Figure 5.

Optogenetic activation of the bilateral caudal mPFC axon terminals in the right PN abolished the acquisition, recent and remote retrieval of DEC with the wCS, but not of DEC with the sCS. (A) Rats were bilaterally injected with pAAV 2/9-CaMKIIα-ChR2-mCherry or pAAV 2/9-CaMKIIα-mCherry into the caudal mPFC. (B) Example of robust ChR2-mCherry expression in the axon terminals of mPFC in the PN. White dashed line: optrode position. Scale bar, 500 μm. (C) Representative images showing images of ChR2-mCherry -positive axons (red) innervating target neurons in the PN (NeuN, green).
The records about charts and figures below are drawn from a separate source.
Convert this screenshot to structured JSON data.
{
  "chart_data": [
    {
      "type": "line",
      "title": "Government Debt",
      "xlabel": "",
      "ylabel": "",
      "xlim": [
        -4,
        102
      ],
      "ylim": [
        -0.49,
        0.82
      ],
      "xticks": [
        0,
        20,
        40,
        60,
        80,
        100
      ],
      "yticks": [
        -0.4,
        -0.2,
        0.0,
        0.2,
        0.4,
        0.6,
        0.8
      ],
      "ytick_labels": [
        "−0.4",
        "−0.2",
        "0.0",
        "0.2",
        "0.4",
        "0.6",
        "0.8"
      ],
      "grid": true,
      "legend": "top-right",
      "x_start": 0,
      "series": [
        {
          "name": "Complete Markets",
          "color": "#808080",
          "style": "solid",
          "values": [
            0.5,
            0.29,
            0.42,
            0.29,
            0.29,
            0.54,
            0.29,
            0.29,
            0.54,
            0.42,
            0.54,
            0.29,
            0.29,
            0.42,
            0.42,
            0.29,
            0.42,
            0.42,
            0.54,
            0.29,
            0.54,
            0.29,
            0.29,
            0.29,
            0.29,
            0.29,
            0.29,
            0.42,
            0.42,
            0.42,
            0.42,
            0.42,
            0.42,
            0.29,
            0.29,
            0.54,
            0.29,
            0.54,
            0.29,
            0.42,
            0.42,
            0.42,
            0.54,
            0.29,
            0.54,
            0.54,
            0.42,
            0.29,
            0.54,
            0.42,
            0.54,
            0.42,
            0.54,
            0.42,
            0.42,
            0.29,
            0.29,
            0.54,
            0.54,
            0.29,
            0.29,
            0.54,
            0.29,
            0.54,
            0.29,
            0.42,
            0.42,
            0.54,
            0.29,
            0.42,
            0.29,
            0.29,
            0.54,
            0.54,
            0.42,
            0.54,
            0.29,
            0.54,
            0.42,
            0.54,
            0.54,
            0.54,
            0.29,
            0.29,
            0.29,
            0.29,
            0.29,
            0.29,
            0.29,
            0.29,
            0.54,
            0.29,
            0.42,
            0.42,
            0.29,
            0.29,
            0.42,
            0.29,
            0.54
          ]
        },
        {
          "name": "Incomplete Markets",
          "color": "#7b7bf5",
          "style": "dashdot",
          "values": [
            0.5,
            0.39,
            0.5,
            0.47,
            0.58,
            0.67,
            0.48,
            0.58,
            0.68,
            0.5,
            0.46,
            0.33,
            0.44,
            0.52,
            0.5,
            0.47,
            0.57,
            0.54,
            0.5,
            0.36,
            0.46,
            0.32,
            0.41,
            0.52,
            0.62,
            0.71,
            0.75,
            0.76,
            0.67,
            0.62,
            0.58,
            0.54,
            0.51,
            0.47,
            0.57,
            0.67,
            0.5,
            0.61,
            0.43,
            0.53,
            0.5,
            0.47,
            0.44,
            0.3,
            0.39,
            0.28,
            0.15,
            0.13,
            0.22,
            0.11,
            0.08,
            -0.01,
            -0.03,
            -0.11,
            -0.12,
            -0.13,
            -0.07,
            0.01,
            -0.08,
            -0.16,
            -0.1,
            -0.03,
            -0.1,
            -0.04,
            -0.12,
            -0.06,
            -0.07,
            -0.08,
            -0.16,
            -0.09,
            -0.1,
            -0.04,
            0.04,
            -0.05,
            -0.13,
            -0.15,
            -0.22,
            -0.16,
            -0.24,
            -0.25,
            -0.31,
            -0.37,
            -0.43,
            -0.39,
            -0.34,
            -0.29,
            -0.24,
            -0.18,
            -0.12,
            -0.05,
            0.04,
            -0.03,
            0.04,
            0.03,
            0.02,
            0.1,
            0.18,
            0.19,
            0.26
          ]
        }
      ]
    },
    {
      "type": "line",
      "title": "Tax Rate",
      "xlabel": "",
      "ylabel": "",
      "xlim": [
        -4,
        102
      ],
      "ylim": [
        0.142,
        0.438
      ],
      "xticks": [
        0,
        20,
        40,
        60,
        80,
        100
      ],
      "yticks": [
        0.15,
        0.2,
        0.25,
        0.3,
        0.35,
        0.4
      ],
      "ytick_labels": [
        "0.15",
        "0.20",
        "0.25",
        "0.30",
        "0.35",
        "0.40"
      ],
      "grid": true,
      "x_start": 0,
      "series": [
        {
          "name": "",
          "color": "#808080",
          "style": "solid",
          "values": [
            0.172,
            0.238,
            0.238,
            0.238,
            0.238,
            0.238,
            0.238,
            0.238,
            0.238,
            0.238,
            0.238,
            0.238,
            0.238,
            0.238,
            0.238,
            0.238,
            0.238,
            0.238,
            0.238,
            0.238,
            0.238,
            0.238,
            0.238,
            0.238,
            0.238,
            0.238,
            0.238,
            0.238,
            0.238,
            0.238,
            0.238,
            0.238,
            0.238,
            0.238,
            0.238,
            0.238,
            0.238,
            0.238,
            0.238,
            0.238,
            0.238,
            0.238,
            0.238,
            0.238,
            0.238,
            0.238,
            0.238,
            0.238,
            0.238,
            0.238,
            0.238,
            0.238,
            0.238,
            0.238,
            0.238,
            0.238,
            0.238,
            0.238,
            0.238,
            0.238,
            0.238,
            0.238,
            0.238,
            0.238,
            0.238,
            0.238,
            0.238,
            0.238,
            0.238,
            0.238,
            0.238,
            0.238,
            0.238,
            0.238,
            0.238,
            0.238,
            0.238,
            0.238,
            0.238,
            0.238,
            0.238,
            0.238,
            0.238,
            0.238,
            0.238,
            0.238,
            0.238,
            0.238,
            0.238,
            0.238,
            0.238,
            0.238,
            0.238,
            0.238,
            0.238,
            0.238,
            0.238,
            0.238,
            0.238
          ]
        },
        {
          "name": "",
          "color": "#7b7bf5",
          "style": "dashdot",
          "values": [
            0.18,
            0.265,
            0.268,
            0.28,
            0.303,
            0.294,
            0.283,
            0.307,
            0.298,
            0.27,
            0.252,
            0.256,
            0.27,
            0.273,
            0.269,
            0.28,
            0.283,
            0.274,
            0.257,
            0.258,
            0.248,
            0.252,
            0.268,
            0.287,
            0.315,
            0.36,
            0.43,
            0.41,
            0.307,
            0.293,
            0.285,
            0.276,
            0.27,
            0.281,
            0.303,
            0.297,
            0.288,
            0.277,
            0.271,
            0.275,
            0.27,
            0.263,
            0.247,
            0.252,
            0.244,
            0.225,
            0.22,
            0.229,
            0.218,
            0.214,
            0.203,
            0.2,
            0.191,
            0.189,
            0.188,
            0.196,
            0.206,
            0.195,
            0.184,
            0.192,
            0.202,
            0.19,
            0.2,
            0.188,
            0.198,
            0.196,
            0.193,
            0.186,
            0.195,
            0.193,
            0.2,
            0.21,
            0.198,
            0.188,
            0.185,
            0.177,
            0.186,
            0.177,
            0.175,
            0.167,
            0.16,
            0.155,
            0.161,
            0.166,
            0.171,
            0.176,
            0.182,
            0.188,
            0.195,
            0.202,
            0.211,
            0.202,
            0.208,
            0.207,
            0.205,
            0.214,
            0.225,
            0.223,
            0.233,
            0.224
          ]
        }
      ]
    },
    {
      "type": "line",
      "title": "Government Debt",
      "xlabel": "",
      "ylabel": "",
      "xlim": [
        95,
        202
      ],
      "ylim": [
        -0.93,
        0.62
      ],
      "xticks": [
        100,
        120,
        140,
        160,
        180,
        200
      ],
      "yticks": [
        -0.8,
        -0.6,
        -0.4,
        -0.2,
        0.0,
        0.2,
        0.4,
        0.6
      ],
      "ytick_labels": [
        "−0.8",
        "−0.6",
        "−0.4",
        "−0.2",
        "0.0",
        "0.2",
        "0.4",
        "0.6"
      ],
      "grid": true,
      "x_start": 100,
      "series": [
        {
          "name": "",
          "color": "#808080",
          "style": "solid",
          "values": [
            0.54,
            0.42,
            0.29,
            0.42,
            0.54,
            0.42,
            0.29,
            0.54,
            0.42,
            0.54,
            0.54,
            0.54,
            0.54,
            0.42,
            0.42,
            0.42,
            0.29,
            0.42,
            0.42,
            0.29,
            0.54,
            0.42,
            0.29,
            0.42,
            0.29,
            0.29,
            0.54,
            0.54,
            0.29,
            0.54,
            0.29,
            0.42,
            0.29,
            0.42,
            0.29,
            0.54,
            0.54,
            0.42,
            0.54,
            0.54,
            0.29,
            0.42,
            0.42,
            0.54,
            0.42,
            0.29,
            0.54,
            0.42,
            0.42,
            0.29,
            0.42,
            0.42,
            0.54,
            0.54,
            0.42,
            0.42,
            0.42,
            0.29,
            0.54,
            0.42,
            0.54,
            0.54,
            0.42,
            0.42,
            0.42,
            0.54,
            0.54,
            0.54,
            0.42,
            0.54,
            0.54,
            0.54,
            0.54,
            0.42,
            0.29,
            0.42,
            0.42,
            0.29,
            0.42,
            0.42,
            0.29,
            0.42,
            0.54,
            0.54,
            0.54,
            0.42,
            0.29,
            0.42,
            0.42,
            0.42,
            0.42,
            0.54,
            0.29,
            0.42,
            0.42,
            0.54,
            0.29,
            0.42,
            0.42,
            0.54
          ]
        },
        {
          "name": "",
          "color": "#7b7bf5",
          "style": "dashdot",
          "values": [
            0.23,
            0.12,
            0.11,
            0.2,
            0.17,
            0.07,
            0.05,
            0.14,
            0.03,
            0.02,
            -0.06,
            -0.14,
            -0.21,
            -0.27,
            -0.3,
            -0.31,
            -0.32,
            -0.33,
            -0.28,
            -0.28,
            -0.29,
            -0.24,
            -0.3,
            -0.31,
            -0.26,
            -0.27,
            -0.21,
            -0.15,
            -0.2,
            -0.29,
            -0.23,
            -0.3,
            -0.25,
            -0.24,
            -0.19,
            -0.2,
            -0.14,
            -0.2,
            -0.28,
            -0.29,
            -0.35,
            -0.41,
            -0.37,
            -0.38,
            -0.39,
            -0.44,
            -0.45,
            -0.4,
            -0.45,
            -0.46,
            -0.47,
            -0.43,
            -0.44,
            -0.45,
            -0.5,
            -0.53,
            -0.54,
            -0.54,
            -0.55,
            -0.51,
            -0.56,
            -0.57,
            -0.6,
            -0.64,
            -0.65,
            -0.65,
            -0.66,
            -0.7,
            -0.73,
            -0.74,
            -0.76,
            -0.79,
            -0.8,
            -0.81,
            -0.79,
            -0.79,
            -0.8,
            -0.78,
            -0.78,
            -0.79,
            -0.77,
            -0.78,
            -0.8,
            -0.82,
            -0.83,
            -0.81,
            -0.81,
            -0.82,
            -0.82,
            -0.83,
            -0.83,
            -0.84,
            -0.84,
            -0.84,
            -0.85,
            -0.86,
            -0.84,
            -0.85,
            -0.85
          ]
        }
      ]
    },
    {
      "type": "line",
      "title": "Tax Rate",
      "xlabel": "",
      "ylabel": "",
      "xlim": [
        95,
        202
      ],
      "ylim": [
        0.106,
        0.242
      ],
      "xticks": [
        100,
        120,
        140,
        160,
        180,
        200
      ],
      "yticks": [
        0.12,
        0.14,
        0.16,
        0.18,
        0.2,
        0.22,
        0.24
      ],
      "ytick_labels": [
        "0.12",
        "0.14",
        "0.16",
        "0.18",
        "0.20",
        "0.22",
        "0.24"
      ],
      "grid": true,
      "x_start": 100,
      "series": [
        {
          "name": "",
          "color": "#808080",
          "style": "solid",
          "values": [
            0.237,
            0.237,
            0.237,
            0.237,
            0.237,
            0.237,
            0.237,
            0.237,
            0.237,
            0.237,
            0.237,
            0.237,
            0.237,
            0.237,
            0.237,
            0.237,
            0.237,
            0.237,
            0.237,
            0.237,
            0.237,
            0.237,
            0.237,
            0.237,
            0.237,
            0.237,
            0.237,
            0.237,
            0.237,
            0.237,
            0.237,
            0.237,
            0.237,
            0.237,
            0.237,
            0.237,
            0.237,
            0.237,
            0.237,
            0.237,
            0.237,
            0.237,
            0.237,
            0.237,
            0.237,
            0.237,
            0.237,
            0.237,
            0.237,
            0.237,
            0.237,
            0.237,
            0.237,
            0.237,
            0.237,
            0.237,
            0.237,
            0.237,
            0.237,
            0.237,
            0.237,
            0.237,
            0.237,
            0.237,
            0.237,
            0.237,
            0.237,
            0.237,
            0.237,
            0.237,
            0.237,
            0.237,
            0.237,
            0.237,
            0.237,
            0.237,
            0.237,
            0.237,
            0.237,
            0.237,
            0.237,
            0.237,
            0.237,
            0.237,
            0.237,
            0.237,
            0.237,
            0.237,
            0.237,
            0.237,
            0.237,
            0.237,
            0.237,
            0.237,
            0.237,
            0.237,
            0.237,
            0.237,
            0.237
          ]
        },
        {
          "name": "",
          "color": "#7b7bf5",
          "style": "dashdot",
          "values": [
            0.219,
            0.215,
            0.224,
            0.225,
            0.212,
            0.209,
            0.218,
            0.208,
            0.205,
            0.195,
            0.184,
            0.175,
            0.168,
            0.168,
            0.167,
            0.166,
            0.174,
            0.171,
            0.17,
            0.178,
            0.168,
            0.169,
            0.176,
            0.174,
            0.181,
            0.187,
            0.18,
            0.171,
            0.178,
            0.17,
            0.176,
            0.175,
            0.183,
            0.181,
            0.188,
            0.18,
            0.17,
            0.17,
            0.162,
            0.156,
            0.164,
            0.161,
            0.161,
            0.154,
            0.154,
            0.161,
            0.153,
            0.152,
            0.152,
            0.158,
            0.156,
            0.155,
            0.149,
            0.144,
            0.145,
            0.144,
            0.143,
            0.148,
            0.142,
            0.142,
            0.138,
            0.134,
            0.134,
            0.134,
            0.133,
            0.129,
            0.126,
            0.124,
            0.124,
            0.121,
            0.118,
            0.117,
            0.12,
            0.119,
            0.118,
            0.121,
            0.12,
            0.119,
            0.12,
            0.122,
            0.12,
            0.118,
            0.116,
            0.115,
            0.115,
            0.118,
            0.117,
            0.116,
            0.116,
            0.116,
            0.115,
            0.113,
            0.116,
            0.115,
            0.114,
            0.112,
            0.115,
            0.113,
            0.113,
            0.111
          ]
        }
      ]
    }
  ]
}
Scale bar, 20 μm. (D) Coronal schematic of optical fiber implant site and 470-nm LED illumination pattern to the caudal mPFC axon terminals in the PN during each trial. (E–J) Top: Training and illumination phase protocol. Bottom: Effects of optogenetic activation of mPFC axon terminals in the PN during each trial on CR% of acquisition (E: n = 10 each; H: n = 12 ChR2: mPFC–PN, n = 11 mCherry: mPFC–PN), recent retrieval (F: n = 11 ChR2: mPFC–PN, n = 10 mCherry: mPFC–PN; I: n = 12 ChR2: mPFC–PN, n = 11 mCherry: mPFC–PN), and remote retrieval (G: n = 10 ChR2: mPFC–PN, n = 11 mCherry: mPFC–PN; J: n = 12 for ChR2: mPFC–PN, n = 10 mCherry: mPFC–PN) of DEC with the sCS or wCS (N.S., not significant, *P < 0.05, ***P < 0.001; 2-way ANOVA with repeated measures followed by Tukey post hoc test or 2-tailed unpaired Student's t-test). Data are represented as mean ± s.e.m.